8.6. Тихая мерзость - Коты и Шуты

Как рассуждал Маэстро, нельзя преуменьшать значение мелочей – никогда не знаешь, какая из них обернётся огромным благом или огромным злом. Или, как сказал бы об этом Погремушка, “Тот лопух, которым ты вытер сегодня задницу, вырос вчера на куче говна, не такова ли и вся наша жизнь?”.

Началось всё с мелочи. С того, что Котёнок Бес повёл на Кладбище свою подружку, из молодых “Шутов”. Ее звали Коломбина. Котенку было лет пятнадцать (он был уже почти Кот), Шутовке было на пару лет больше, и она, конечно, не пошла бы гулять с этим глищом, она уже зрелая бан, но там на Кладбище, куда нельзя ходить, она никогда не была. А Кот бывал.

Смотрят: страшно на Кладбище. Все гамты поднялись, беспокоятся, стоят у ограды, руками трогают. Шутовка было завизжала, но Кот сказал, что гамтов боятся только хлюпики, и для них сейчас не сезон, так что пусть лезет быстрее.

Но это он для солидности сказал: до этого он пару раз забирался на Кладбище, и такого не было. А марджинов он никогда не видел, только сказки слышал.

Шли они, шли, нашумели – Котёнок-то учёный, а у Шутовки пуговки с бубенцами, про которые она забыла. Гамты бросились за ними в погоню. Они – ну бежать! Бегут по Кладбищу, свернули в какие-то кусты, тут Кот обо что-то и споткнулся. Смотрит – большой кувшин. А из него женский голос: “Ну-ка стой, Кошкин выкормыш!”

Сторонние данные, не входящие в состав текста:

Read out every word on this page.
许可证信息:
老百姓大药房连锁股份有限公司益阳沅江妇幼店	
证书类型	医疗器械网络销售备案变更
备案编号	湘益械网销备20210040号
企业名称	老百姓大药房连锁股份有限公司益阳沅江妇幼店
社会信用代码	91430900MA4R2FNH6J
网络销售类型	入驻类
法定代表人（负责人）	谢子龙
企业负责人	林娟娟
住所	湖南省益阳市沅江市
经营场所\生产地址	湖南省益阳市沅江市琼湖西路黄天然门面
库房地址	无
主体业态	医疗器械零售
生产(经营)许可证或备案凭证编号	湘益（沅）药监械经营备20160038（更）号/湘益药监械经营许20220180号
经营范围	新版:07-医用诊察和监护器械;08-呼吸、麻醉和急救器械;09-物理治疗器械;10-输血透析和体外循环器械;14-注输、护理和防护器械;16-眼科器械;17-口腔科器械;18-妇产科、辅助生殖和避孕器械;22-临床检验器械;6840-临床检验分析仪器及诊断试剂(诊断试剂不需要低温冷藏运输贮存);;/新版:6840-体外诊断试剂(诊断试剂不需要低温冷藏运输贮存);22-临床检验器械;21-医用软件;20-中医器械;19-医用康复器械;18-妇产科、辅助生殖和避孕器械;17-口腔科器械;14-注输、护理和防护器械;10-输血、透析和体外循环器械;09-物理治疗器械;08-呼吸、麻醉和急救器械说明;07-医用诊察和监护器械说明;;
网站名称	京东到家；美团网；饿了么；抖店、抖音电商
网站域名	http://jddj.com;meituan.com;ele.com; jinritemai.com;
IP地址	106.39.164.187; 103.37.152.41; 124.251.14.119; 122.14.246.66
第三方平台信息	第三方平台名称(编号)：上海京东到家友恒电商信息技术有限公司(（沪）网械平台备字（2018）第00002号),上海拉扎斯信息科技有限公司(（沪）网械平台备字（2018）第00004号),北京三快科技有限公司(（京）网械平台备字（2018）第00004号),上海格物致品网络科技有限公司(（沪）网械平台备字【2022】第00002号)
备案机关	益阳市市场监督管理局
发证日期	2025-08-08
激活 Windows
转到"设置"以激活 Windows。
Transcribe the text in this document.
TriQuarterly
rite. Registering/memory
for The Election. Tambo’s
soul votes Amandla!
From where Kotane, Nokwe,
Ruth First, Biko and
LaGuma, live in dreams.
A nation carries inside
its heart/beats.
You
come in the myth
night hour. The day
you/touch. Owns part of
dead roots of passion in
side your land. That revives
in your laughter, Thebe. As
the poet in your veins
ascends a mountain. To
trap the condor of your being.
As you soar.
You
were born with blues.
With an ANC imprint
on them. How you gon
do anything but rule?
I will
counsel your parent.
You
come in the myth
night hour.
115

“Ла, бан, – взмолился он, – отпусти, не выдавай!” Из кувшина отвечают: “Жить хочешь? Слушай быстрее и запоминай! Возьми своих, иди на клин Позора, который когда-то Крысолов купил. Там отыщи старую могильную плиту. Он для того купил, чтобы дразниться. И чтобы она никому не досталась. За неё придётся и подраться, и голову поломать. А больше всего понадобится вам удача. Добудете – высеките на ней эпитафию, да так, чтобы дарительница белых вод была довольна. Принесите сюда и поставьте, куда я скажу”. “А зачем?” – “Затем, микаср, что если не сделаешь, через неделю тут все перемрут, Великая Мерзость карнавалом покажется”.

Тут один гамт их засек, они как дали стрекача, только пятки сверкали. Но добежали до Бен, и он гамтов успокоил, а их отругал и благословил. Так они и вышли.

Недолго думали Бес с Коломбиной, а потом решили сказать все как есть своим старшим. Наказание наказанием, но если бан из кувшина права, то времени совсем не осталось. Котёнок сбился, но у Шутовки была отличная память, она всё точно рассказала.

Снарядили люди поход до дальнего края клина Позора. Повезло им: “Коты” были сильны в разведке, а “Шуты” – богаты удачей. Без того или другого все бы там в Черепе и полегли, плиту эту отковыривая. А так – только половина. Половина уцелела, в том числе и Котёнок с Шутовкой. Они тоже ходили (им сказали: хотите быть как взрослые – рискуйте как взрослые, испытайте удачу).

Принесли камень, очистили, отскребли хорошенько. Из “Шутов” тогдашний комико был хорош в сложении стихов. Шеф “Кота” узнал, конечно, Хат, взволновался и приказал их прорицателю понять, что надо в эпитафии писать.

Написали такое:

Амат, ты была нам великой отрадой, белая вода.

Мы любим тебя и уповаем на тебя.

Просим, обрати свой взор сюда!

Вот истина, белая вода!

А на мне ничего быть не может, кроме истины, амат”.

И водрузили на Кладбище – там, куда показала Хат. Еле успели: марджины уже наружу попёрли.

С тех пор велено чтить “Кота” и “Костяных шутов”, а потом они ещё и побратались, и стал “Кот” “Котом и Шутом”.